Oltre allo spessore e alla costruzione della trama, l’autrice ha dimostrato di essere parecchio brava a tenere la tensione capitolo dopo capitolo, spesso ricorrendo al vecchio trucco del colpo di scena finale che ti costringe letteralmente a continuare a leggere anche se sono le 2:00 di notte e la sveglia suonerà tra 5 ore. Hunger Games è un ormanzo parecchio scorrevole ma, non semplice da capire: ci si devono perdere quei due minuti per interpretare il comportamento di taluni personaggi che anche se fino a quel momento hanno agito in un certo modo, possono, all’improvviso, fare o dire qualcosa di contraddittorio che, col senno di poi, risulta chiaro.

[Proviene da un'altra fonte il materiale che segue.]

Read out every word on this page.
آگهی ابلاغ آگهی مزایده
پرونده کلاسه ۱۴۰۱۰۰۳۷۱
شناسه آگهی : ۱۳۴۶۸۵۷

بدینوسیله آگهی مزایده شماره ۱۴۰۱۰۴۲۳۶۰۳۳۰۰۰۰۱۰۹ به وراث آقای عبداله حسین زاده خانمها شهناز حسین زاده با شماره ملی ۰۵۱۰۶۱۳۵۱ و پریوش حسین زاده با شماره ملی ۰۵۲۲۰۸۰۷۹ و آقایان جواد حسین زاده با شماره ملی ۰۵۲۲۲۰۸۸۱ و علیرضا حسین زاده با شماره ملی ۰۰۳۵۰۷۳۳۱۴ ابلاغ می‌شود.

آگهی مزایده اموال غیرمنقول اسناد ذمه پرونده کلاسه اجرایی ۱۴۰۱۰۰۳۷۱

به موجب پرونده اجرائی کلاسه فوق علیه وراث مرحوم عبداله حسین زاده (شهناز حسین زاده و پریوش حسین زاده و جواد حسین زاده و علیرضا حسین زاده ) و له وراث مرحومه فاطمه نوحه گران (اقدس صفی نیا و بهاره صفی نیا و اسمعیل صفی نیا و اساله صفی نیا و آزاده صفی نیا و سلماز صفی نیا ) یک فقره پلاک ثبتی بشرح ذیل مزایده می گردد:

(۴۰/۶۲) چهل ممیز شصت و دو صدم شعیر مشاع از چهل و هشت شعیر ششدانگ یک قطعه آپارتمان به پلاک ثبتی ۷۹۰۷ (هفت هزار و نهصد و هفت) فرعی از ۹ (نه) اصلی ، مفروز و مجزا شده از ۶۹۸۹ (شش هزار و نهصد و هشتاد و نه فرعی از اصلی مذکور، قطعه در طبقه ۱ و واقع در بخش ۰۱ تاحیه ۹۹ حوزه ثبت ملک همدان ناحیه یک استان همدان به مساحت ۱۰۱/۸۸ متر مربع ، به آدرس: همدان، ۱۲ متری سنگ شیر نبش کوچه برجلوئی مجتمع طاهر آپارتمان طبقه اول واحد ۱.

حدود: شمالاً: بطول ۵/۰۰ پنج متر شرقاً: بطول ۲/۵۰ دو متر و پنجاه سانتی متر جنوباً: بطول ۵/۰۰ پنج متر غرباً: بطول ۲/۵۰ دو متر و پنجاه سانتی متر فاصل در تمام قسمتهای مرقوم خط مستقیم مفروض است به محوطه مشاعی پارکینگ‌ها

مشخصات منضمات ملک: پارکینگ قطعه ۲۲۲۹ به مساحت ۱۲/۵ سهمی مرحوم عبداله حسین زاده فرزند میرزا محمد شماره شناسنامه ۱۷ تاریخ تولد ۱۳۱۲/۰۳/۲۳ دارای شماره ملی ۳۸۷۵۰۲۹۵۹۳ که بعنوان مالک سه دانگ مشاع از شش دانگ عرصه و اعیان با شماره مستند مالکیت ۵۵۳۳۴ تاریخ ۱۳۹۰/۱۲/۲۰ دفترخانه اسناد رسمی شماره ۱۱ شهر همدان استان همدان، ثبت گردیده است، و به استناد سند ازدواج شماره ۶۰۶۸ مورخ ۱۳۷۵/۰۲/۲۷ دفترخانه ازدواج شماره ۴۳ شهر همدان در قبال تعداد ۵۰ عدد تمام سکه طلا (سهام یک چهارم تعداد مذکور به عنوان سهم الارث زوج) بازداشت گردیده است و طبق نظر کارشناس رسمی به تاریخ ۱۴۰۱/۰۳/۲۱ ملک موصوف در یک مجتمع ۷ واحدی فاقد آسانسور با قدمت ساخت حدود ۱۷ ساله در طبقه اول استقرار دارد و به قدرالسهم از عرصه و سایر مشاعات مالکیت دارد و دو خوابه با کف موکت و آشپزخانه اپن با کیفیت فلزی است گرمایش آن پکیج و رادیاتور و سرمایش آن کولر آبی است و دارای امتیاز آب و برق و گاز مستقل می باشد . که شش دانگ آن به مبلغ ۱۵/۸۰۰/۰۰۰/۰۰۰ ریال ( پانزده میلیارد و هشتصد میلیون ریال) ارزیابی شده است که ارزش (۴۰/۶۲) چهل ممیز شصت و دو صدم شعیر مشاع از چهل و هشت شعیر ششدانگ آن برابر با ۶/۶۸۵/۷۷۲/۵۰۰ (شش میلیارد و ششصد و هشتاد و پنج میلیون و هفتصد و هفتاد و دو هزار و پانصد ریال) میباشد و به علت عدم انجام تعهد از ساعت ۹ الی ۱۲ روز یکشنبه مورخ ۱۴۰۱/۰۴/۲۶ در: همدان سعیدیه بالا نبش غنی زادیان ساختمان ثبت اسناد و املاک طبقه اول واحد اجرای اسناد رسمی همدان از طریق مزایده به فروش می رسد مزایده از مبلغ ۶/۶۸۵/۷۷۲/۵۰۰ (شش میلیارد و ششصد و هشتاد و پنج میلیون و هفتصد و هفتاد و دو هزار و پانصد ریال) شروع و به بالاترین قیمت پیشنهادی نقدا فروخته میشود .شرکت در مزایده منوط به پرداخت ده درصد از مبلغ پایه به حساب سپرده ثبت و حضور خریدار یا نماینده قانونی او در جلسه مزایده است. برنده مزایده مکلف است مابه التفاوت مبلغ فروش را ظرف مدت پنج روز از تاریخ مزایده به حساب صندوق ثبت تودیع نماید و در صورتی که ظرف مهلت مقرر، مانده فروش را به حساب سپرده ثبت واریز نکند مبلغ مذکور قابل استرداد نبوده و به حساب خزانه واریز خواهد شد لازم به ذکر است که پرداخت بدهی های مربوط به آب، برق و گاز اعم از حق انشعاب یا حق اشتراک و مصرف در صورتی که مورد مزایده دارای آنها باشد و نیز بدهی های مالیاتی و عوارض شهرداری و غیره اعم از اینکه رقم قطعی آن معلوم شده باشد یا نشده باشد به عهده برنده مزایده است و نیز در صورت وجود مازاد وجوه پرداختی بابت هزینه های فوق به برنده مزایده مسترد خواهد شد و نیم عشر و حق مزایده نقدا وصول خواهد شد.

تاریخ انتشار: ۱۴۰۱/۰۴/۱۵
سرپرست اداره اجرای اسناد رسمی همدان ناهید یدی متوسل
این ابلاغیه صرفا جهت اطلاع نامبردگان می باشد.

Spero di essere riuscito ad accendere la vostra curiosità senza aver spoilerato troppo ma il fatto è che questa trilogia è difficilissima da recensire senza scendere nel particolare: potrebbe tranquillamente essere bollata come letteratura per ragazzi, soprattutto in un paese come il nostro che ha portato al successo robaccia (e mi spiace per chi si offende) come i libri di Moccia o le paturnie adolescenziali (leggi alla voce troiaggine) di Melissa P. ma, in realtà Hunger Games ha un livello di letteratura, allusività e scorrettezza politica che lo rende un lavoro unico nel suo genere seppure sia inserito in un filone letterario in cui 1984 (capolavoro di George Orwell) ha fatto scuola.

Questo lo dico con assoluta insofferenza nei confronti dei lettori presuntuosi che pretendono di insegnare agli altri a leggere sputando loro in faccia nomi sontuosi e titoloni senza aver capito che la cultura della lettura va oltre il titolo e oltre la conoscenza che tu o gli altri hanno di quello che stai leggendo.